This simple notebook is created to compare ways to display distributions. Here in particular I want to show how to compare multiple distributions.

In [None]:
centre1 = [1.0, 1.3, 2.8, 1.8, 4.5, 7.6]
scale1 = [0.6, 0.3, 0.7, 1.5, 1.2, 0.7]
centre2 = [None, None, 0.5, 3.2, None, 2.5]
scale2 = [1.0, 1.0, 0.7, 0.6, 1.0, 0.9]
norm = [1.0, 1.0, 0.8, 1.7, 1.0, 1.0]

N_ref= 100

In [None]:
d = dict()

# I also want to count the total number of data points
n_total_data = 0
for i in range(len(centre1)):
    x_r1 = np.random.normal(centre1[i], scale1[i], size=N_ref)
    if centre2[i] is None:
        pass
    else:
        x_r2 = np.random.normal(centre2[i], scale2[i], size=int(N_ref*norm[i]))
        x_r1 = np.append(x_r1, x_r2)
        
    d[i] = x_r1
    n_total_data += len(x_r1)

## Showing the data fully

This plots points in vertical strips. There are various ways to do this. I will first use a simple approach using matplotlib and then show a more complex, but powerful way to convert the data into a form useful for Seaborn.

In [None]:
fig, ax = plt.subplots(ncols=1)

# I need to know the number of columns to show
n_columns = len(d.keys())
# Allow some jitter to show the data better.
jitter = 0.2

for i in range(n_columns):
    y = d[i]
    x = i+np.random.uniform(size=len(y))*jitter
    ax.scatter(x, y, alpha=0.3)


To show this using `stripplot` in seaborn we need to massage the data a bit. We need now to have one vector with all data and another with the id of each. 

In [None]:
data_vector = np.zeros(n_total_data)
label_vector = np.zeros(n_total_data, int) # This could instead be a string array for instance.

In [None]:
i_start = 0
for i in range(n_columns):
    y = d[i]
    i_end = i_start + len(y)
    data_vector[i_start:i_end] = y
    label_vector[i_start:i_end] = i
    i_start = i_end

In [None]:
ds = {'y': data_vector, 'x': label_vector}

In [None]:
sns.stripplot(x='x', y='y', data=ds)

## Silly histograms

Next, try to compare these by overplotting histograms.

In [None]:
for i in range(len(d.keys())):
    plt.hist(d[i], label="Dist {0}".format(i), alpha=0.5)

plt.legend()

## Layered histograms

We could imagine making multiple histograms that are one above the other.

In [None]:
def plothist(x, bins='auto', yoffset=0, color=None, norm=False, peak=None,
             fill=False, ax=None, **kwargs):
    """Convenience function for manually plotting a histogram
    
    This allows for a flexible baselevel
    """
    
    if ax is None:
        fig, ax = plt.subplots()
    
    yhist, xbins = np.histogram(x, bins=bins, density=norm)
    if peak is not None:
        yhist = peak*yhist/np.max(yhist)

    # But to get the edges of the histogram in the plot,
    # we need to pad these a bit.
    xhist = np.hstack([xbins[0], xbins, xbins[-1]])
    yhist = np.hstack([0, yhist[0], yhist, 0])
    
    try:
        col = kwargs['c']
    except:
        col = None
    
    # Finally, to make a histogram plot we use step and fill_between
    plt.step(xhist, yhist+yoffset, where='pre', **kwargs)
    if fill:
        plt.fill_between(xhist, yhist+yoffset, yoffset, step='pre', color=col)

    return ax




In [None]:
fig, ax = plt.subplots()

y_start = 0
dy = 1.5
for i in range(n_columns):
    plothist(d[i], yoffset=y_start+dy*i, fill=False, ax=ax, peak=1, bins=20)
    
ax.set_ylabel('Distribution number')
ax.set_yticks([])

That is not bad and might often be a good option but it does not summarise things very well.
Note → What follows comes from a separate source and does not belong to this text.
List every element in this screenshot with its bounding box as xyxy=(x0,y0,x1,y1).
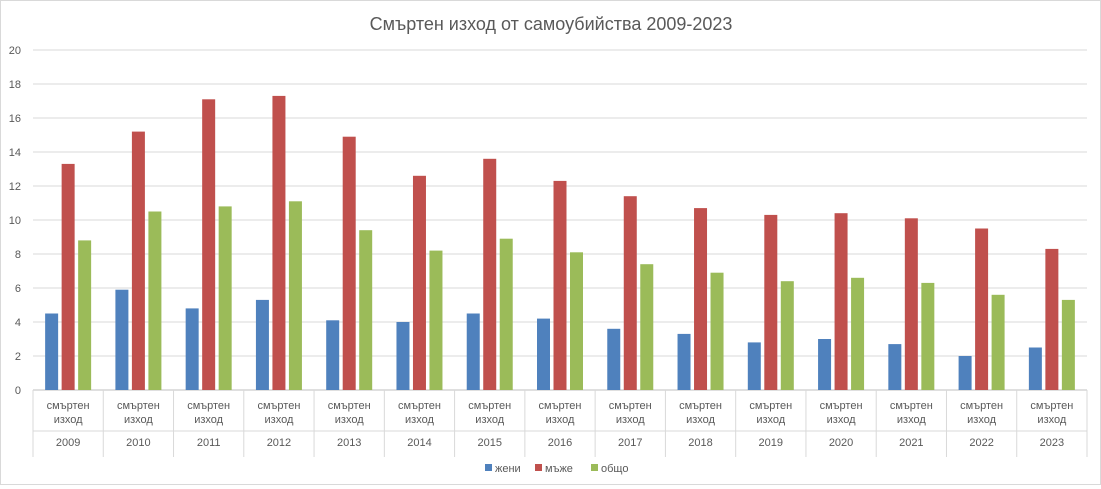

## Better options - error bars and box plots

We can summarise things in simple ways - that gives us error bars, and the next step is box plots.

In [None]:
stdevs = np.zeros(n_columns)
means = np.zeros_like(stdevs)
for i in range(n_columns):
    stdevs[i] = np.std(d[i])
    means[i] = np.mean(d[i])

xplot = np.arange(n_columns)
plt.errorbar(xplot, means, stdevs, fmt='o', marker='o', capsize=3)
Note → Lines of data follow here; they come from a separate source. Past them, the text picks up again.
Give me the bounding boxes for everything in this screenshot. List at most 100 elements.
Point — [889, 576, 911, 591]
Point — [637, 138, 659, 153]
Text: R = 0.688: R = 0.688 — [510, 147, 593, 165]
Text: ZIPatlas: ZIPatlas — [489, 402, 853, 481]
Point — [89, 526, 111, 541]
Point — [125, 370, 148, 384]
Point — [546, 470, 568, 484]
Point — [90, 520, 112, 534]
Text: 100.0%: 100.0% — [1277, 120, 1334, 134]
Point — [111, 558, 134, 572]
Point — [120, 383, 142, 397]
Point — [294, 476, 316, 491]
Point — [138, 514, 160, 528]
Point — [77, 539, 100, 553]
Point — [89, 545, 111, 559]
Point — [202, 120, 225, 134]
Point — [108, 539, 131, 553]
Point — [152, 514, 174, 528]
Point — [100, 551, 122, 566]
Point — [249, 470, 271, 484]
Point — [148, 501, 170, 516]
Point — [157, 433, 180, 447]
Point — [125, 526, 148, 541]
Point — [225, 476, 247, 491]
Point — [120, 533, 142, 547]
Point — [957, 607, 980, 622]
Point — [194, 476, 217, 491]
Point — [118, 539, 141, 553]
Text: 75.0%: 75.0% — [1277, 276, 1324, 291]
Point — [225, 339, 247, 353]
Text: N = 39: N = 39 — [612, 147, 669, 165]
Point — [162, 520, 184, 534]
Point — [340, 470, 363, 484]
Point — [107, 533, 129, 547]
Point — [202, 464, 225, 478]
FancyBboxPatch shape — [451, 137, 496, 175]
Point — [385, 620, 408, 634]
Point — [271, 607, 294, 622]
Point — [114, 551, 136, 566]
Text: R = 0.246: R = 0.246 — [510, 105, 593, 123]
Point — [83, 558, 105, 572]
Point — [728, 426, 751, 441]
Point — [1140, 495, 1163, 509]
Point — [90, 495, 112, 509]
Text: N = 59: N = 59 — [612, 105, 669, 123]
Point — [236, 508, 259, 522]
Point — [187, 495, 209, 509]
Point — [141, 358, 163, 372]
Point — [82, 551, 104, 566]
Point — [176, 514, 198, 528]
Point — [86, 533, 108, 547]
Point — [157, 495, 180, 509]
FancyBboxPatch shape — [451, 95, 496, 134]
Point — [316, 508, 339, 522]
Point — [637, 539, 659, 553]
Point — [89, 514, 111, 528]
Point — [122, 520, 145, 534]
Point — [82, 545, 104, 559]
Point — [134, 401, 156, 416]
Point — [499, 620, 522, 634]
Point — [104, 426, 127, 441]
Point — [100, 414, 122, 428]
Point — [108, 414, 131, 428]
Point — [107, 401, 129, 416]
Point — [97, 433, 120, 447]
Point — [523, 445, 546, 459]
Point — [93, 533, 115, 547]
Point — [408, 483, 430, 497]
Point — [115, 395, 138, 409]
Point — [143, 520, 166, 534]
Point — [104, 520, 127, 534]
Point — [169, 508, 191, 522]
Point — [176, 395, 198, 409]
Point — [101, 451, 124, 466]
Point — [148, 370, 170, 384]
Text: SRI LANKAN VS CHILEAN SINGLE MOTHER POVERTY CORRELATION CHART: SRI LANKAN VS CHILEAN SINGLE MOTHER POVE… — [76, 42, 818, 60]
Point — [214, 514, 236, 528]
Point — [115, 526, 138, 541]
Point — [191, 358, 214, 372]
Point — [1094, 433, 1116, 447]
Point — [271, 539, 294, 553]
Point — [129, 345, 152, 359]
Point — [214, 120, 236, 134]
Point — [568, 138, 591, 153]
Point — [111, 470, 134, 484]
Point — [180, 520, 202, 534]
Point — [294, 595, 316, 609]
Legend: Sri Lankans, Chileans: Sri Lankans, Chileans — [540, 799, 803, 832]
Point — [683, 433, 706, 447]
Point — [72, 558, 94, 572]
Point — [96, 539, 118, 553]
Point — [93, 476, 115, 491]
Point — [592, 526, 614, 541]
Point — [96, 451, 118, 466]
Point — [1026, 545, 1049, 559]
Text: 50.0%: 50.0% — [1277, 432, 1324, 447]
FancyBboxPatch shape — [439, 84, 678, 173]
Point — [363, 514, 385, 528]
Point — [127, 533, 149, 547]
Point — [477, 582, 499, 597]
But that throws away a lot of information and makes it seem as if the errors are symmetric. We can of course improve on this, but let us instead move to box plots.

In [None]:
l = [d[i] for i in range(n_columns)]

In [None]:
sns.boxplot(data=l)

In [None]:
sns.violinplot(data=l, density_norm='width')

# Trying out 

A set of 13 datasets. The command to download the file in Colab is below - if you are running off your own machine, just copy or link the file into the directory with the notebook.

Calculate summary statistics (mean, standard deviation, correlation coefficient, maybe a linear fit) for each dataset - what do you conclude?

In [None]:
!wget --quiet -O several_datasets.tsv https://github.com/jbrinchmann/MLD2025/blob/main/Datafiles/several_datasets.tsv

Astropy's table package might be a good way to read it in:

In [None]:
from astropy.table import Table
t = Table().read("several_datasets.tsv", format="ascii.fast_tab")